The Story
It is about unwanted people.
Who are they?
Turkish President Recep Tayyip Erdogan declared ten foreign ambassadors – including seven from the European Union, Canada, New Zealand, and the United States – as personas non grata. Such a declaration against a diplomat usually means that an individual is banned from remaining in their host country.
Why did Erdogan do that?
The ambassadors had released a letter urging the Turkish government to release the businessman and human rights defender Osman Kavala. He has been held since 2017 despite not having been convicted of a crime.
Tell me more.
Kavala, 64, was arrested in Istanbul on 18 October 2017 on suspicion of attempting to overthrow Turkey’s government and constitutional order through force and violence.
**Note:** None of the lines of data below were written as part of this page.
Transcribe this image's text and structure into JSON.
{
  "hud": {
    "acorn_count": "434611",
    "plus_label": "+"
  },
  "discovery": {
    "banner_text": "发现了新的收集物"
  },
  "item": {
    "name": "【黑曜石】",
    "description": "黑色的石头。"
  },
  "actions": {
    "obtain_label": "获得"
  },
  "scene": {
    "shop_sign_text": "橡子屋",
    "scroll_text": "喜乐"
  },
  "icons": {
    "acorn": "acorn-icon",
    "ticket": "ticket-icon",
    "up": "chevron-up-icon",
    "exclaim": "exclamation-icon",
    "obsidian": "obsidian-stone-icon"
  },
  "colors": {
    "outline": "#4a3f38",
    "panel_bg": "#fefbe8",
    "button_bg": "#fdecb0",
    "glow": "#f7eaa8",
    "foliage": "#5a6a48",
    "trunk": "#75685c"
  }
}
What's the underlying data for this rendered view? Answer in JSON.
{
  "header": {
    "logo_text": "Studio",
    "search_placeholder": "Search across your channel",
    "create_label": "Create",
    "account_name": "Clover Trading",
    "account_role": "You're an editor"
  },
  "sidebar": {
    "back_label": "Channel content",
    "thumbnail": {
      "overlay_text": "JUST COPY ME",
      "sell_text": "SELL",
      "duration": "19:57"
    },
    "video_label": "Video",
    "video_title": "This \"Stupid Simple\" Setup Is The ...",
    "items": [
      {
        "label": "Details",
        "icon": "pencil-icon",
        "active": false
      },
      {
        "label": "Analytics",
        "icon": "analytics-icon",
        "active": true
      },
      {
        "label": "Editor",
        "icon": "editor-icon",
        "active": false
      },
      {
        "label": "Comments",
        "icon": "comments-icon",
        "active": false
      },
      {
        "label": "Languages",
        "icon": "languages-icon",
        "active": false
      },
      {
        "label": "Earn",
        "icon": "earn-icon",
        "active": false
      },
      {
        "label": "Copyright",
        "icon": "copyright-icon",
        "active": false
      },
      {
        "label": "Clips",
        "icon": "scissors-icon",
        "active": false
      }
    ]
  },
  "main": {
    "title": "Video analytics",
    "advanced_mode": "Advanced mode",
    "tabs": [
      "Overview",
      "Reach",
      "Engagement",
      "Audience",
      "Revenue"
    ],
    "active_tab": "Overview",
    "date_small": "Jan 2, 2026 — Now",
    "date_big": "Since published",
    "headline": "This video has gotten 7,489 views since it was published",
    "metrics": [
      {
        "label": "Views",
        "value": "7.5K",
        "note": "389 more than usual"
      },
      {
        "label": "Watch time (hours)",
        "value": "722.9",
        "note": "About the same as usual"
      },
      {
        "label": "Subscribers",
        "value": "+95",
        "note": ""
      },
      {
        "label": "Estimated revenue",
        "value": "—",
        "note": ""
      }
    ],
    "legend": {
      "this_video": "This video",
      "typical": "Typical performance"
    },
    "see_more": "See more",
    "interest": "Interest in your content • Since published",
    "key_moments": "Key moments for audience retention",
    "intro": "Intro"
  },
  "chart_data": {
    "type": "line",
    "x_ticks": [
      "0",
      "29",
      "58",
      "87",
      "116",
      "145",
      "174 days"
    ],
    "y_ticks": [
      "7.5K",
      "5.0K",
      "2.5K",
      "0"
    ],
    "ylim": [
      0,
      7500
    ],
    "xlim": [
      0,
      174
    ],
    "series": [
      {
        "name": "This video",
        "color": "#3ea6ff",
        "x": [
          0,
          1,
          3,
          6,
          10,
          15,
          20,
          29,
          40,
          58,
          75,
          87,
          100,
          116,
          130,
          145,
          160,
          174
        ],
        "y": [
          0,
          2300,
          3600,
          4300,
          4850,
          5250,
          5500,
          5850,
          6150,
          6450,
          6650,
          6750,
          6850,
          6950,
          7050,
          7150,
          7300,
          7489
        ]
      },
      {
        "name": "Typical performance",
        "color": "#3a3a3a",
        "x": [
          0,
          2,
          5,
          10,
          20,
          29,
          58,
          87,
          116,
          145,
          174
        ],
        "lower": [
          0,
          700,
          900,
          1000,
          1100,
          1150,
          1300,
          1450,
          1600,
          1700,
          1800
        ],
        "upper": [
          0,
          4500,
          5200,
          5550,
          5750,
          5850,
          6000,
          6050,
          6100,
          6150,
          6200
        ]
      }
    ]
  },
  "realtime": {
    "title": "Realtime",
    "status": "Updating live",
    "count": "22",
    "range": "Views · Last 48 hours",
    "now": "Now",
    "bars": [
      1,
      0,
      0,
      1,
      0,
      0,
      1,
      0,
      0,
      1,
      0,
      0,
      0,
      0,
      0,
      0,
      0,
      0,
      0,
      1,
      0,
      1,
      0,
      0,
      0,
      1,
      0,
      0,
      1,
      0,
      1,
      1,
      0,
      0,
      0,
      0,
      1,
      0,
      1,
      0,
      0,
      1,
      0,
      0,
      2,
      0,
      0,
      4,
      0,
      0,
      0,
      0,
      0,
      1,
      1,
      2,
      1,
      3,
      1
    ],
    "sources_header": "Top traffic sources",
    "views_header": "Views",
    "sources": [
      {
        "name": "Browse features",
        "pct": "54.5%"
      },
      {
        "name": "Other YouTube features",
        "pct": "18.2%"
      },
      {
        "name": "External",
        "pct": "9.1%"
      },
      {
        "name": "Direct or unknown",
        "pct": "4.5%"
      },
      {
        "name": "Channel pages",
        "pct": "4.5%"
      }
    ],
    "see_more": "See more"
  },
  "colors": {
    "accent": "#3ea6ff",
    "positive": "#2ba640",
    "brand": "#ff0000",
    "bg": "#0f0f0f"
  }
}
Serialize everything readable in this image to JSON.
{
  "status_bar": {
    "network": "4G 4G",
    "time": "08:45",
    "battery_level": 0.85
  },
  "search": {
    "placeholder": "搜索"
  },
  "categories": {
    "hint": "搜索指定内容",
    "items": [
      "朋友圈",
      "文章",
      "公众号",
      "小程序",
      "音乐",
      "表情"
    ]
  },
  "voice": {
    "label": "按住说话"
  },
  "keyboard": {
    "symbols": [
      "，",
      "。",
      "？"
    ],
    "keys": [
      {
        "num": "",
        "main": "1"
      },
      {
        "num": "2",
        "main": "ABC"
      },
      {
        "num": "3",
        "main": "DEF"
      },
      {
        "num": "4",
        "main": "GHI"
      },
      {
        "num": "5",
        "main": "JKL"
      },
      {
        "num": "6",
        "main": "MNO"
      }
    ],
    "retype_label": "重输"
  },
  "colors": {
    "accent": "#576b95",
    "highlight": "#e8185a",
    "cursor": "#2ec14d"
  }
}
In December 2019, the European Court of Human Rights (ECHR) ruled that his detention took place without sufficient evidence that he had committed an offence. The ECHR also found that Mr Kavala’s arrest and pre-trial detention pursued an ulterior purpose: to silence him and to dissuade other human rights defenders.
Why such a sharp reaction from Erdogan?
One reason could be the upcoming presidential elections. “Turkish opposition parties are presenting an increasingly united and organized front aimed at replacing President Recep Tayyip Erdogan and even forcing early elections in the coming year to challenge his 19-year rule,” Carlotta Gall, Istanbul bureau chief of The New York Times, writes in the print edition (25 October 2021). The next Turkish parliamentary and presidential election is scheduled to occur on or before 18 June 2023.
So Erdogan has to fear this election?
He has dominated Turkish politics for two decades, but support for his ruling alliance has eroded since the Turkish economy is doing poorly.
What’s the problem?
Mainly high inflation. While the International Monetary Fund projects economic growth of 9 per cent this year in Turkey, inflation is more than doubling that. So people can buy less and less with their money. And the problem has been around for a while. The Turkish currency lira has fallen 50 per cent against the dollar since Erdogan’s last election victory in 2018.
And what does that have to do with the diplomats?
Erdogan probably uses this turmoil to distract from the problems at home and to find a scapegoat for the economic crisis. “He is realizing he won’t be able to turn the economy around, so he will blame the West,” Soner Cagaptay, director of the Turkish research program at the Washington Institute, told the New York Times.
The Upside
The next election is coming. Hopefully, it will be reasonably fair.
Update: Erdogan appears to have stepped back from his decision.